Podríamos decir que somos como somos debido a lo que hemos vivido, desde que nacemos estamos expuestos a situaciones que influirán poco o mucho en nuestra forma de ser. De bebés no tenemos consciencia del mundo y somos completamente dependientes de otros para sobrevivir tanto física como emocionalmente; pasarán muchos años hasta que podamos desarrollar la cualidad que nos hará quienes somos: la conciencia.
Nuestra conciencia nos permitirá elegir cómo pensar, qué decir, cómo comportarnos y qué tipo de decisiones tomar para construir nuestro propio camino en la vida.
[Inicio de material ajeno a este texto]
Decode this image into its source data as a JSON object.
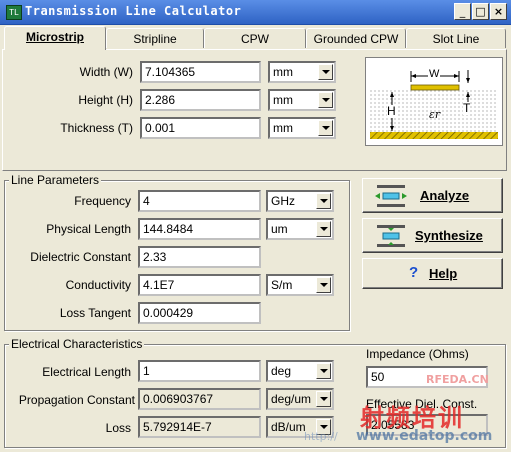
{
  "window": {
    "title": "Transmission Line Calculator"
  },
  "tabs": [
    {
      "label": "Microstrip",
      "active": true
    },
    {
      "label": "Stripline"
    },
    {
      "label": "CPW"
    },
    {
      "label": "Grounded CPW"
    },
    {
      "label": "Slot Line"
    }
  ],
  "geometry": {
    "width": {
      "label": "Width (W)",
      "value": "7.104365",
      "unit": "mm"
    },
    "height": {
      "label": "Height (H)",
      "value": "2.286",
      "unit": "mm"
    },
    "thickness": {
      "label": "Thickness (T)",
      "value": "0.001",
      "unit": "mm"
    }
  },
  "diagram": {
    "w": "W",
    "h": "H",
    "t": "T",
    "er": "εr"
  },
  "line_params": {
    "title": "Line Parameters",
    "frequency": {
      "label": "Frequency",
      "value": "4",
      "unit": "GHz"
    },
    "physical_length": {
      "label": "Physical Length",
      "value": "144.8484",
      "unit": "um"
    },
    "dielectric": {
      "label": "Dielectric Constant",
      "value": "2.33"
    },
    "conductivity": {
      "label": "Conductivity",
      "value": "4.1E7",
      "unit": "S/m"
    },
    "loss_tangent": {
      "label": "Loss Tangent",
      "value": "0.000429"
    }
  },
  "buttons": {
    "analyze": "Analyze",
    "synthesize": "Synthesize",
    "help": "Help"
  },
  "electrical": {
    "title": "Electrical Characteristics",
    "electrical_length": {
      "label": "Electrical Length",
      "value": "1",
      "unit": "deg"
    },
    "propagation": {
      "label": "Propagation Constant",
      "value": "0.006903767",
      "unit": "deg/um"
    },
    "loss": {
      "label": "Loss",
      "value": "5.792914E-7",
      "unit": "dB/um"
    }
  },
  "impedance": {
    "label": "Impedance (Ohms)",
    "value": "50",
    "eff_label": "Effective Diel. Const.",
    "eff_value": "2.05583"
  },
  "watermark": {
    "text1": "RFEDA.CN",
    "text2": "射频培训",
    "text3": "www.edatop.com",
    "text4": "http://"
  }
}
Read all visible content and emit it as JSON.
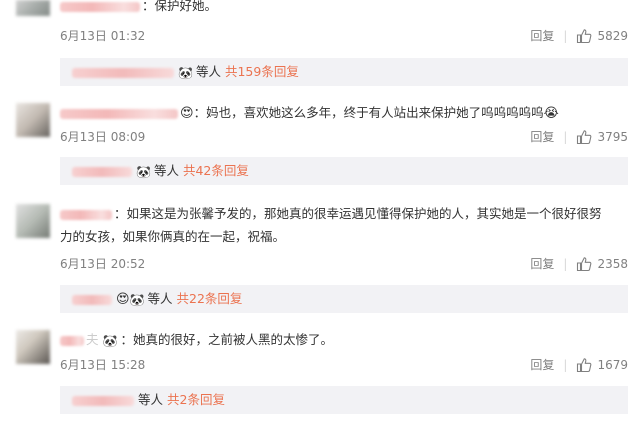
{
  "comments": [
    {
      "text": "：保护好她。",
      "date": "6月13日",
      "time": "01:32",
      "reply_label": "回复",
      "likes": "5829",
      "replies": {
        "suffix": "等人",
        "link": "共159条回复"
      }
    },
    {
      "text": "：妈也，喜欢她这么多年，终于有人站出来保护她了呜呜呜呜呜",
      "date": "6月13日",
      "time": "08:09",
      "reply_label": "回复",
      "likes": "3795",
      "replies": {
        "suffix": "等人",
        "link": "共42条回复"
      }
    },
    {
      "text_line1": "：如果这是为张馨予发的，那她真的很幸运遇见懂得保护她的人，其实她是一个很好很努",
      "text_line2": "力的女孩，如果你俩真的在一起，祝福。",
      "date": "6月13日",
      "time": "20:52",
      "reply_label": "回复",
      "likes": "2358",
      "replies": {
        "suffix": "等人",
        "link": "共22条回复"
      }
    },
    {
      "name_visible": "夫",
      "text": "：她真的很好，之前被人黑的太惨了。",
      "date": "6月13日",
      "time": "15:28",
      "reply_label": "回复",
      "likes": "1679",
      "replies": {
        "suffix": "等人",
        "link": "共2条回复"
      }
    }
  ],
  "icons": {
    "like": "thumbs-up-icon",
    "panda": "panda-emoji",
    "heart": "heart-eyes-emoji",
    "cry": "crying-emoji"
  },
  "colors": {
    "link": "#eb7350",
    "meta": "#808080",
    "reply_bg": "#f2f2f5"
  }
}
Antes de nacer tenemos una unión y conexión profunda con nuestra madre, sin embargo, en el nacimiento se produce el primer gran trauma de nuestras vidas: la separación de esa unión y conexión que nos deja a merced del gran y peligroso mundo; de pronto, al encontrarnos solos, con frío, hambre y necesidad de seguridad y protección, empezamos a sentir una perpetua sed de cariño, ternura y amor (Vilaseca, 2013).


Según Vilaseca (2013), cada herida que sufrimos se cura con el tiempo, sin embargo, el trauma del nacimiento es tan cruel que nos deja una marca de por vida -informalmente conocida como ombligo-, esta permanece en nuestro cuerpo hasta la muerte, recordándonos aquello que necesitábamos para el vínculo esencial que en su tiempo todos experimentamos.
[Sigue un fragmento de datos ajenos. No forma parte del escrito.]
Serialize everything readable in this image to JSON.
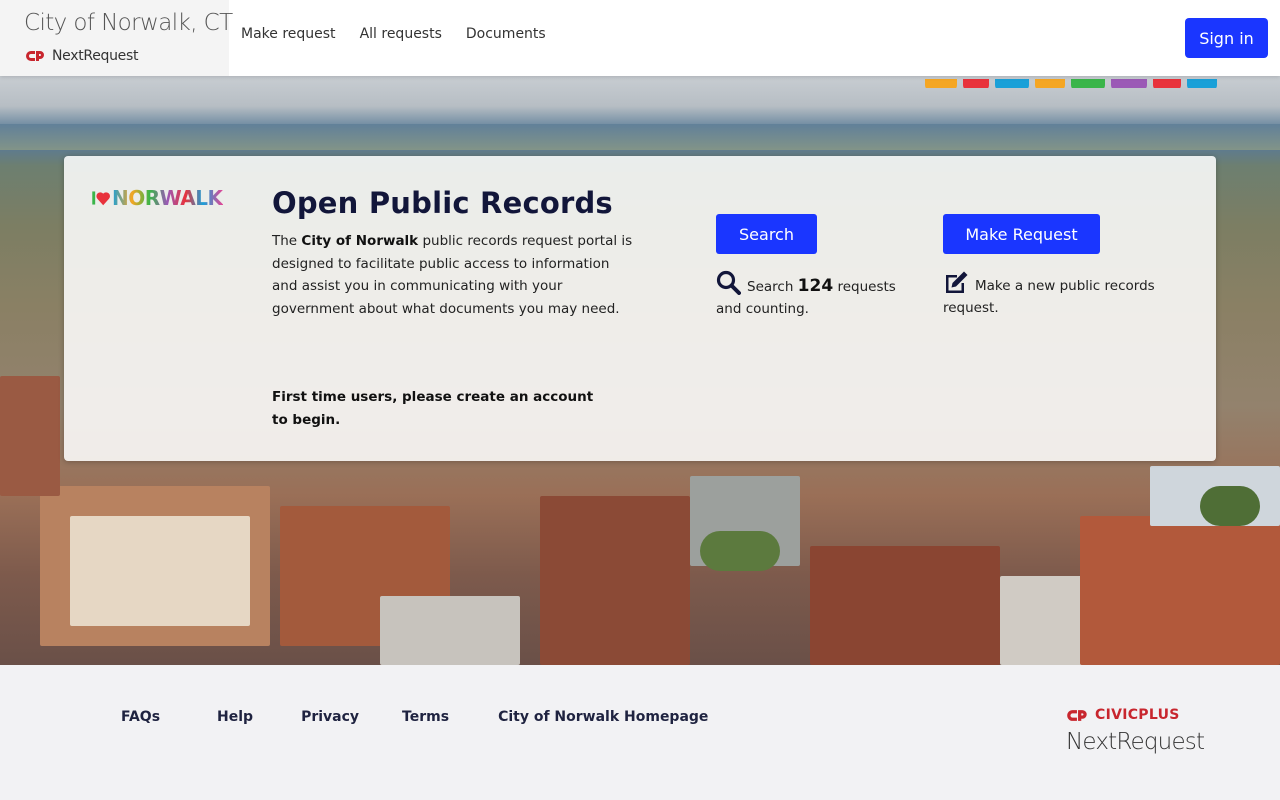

Si bien Sigmund Freud y Aristóteles han hablado sobre lo consciente e inconsciente del ser, cada uno con diferentes teorías y argumentos, ambos concuerdan con que hay una parte en lo profundo de nosotros que nos hace ser quienes realmente somos y otra, más superficial, que mostramos ante el mundo. La esencia es el lugar donde se encuentra nuestra verdadera naturaleza, es una conexión intensa con lo que realmente somos. Según la Real Academia Española (RAE), la esencia es: “Aquello que constituye la naturaleza de las cosas, lo permanente e invariable de ellas”. La esencia está relacionada al arte de ser y estar, cuando empezamos a vivir de dentro hacia afuera. Y por más que todo a nuestro alrededor siga igual, si nosotros cambiamos, de pronto todo empezará a cambiar.
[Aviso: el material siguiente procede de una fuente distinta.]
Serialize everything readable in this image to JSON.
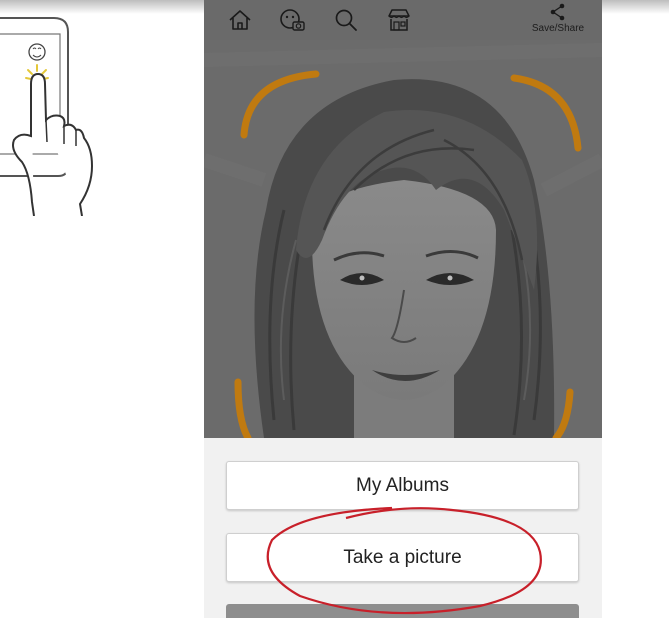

Vilaseca (2019) señala que la oposición de la esencia es el ego, siendo este un instinto de supervivencia emocional, el ego nos hace construir un personaje con el que interactuamos en sociedad, este surge al victimizarnos, al culpar a los demás por lo que nos sucede, cuando tomamos las cosas que nos pasan o los comentarios de los demás como una ofensa personal, o al dejarnos llevar por lo que dicen los demás acerca de nosotros. Aunque nos identifiquemos con él, no somos nuestro ego, es una creación individual, tintada con pensamientos y creencias. Con el paso del tiempo solemos sentirnos guiados, no por nosotros, sino por nuestras reacciones emocionales, en consecuencia, nos volvemos esclavos de nuestras circunstancias.

Nuestro ego nunca tiene suficiente, siempre quiere más. Sin embargo, gracias al sufrimiento que nos provoca nuestro ego, cuestionamos el sistema de creencias que nos mantiene mimetizados a él. Y es allí cuando empezamos un camino de aprendizaje para reconectar nuevamente con nuestra verdadera esencia.
A raíz de todo esto, podríamos decir que la esencia es lo que somos realmente, y el ego, lo que aparentamos ser. La primera permanece, aunque oculta la mayoría parte del tiempo y la segunda está regida por las diferentes vivencias, contextos y culturas a las que estamos expuestos.

Referencias
Vilaseca, B. (2019). Encantado de conocerme. Editorial: S.A.U. Barcelona.
Freud, S. (1923). El yo y el ello. España: AMORRORTU.
Perez Arenzana, M. T. (2016). La esencia aristotélica, sus implicaciones y aplicaciones a la realidad natural. Universidad de Málaga.
Real Academia Española (2014). Diccionario de la lengua española (23a ed.).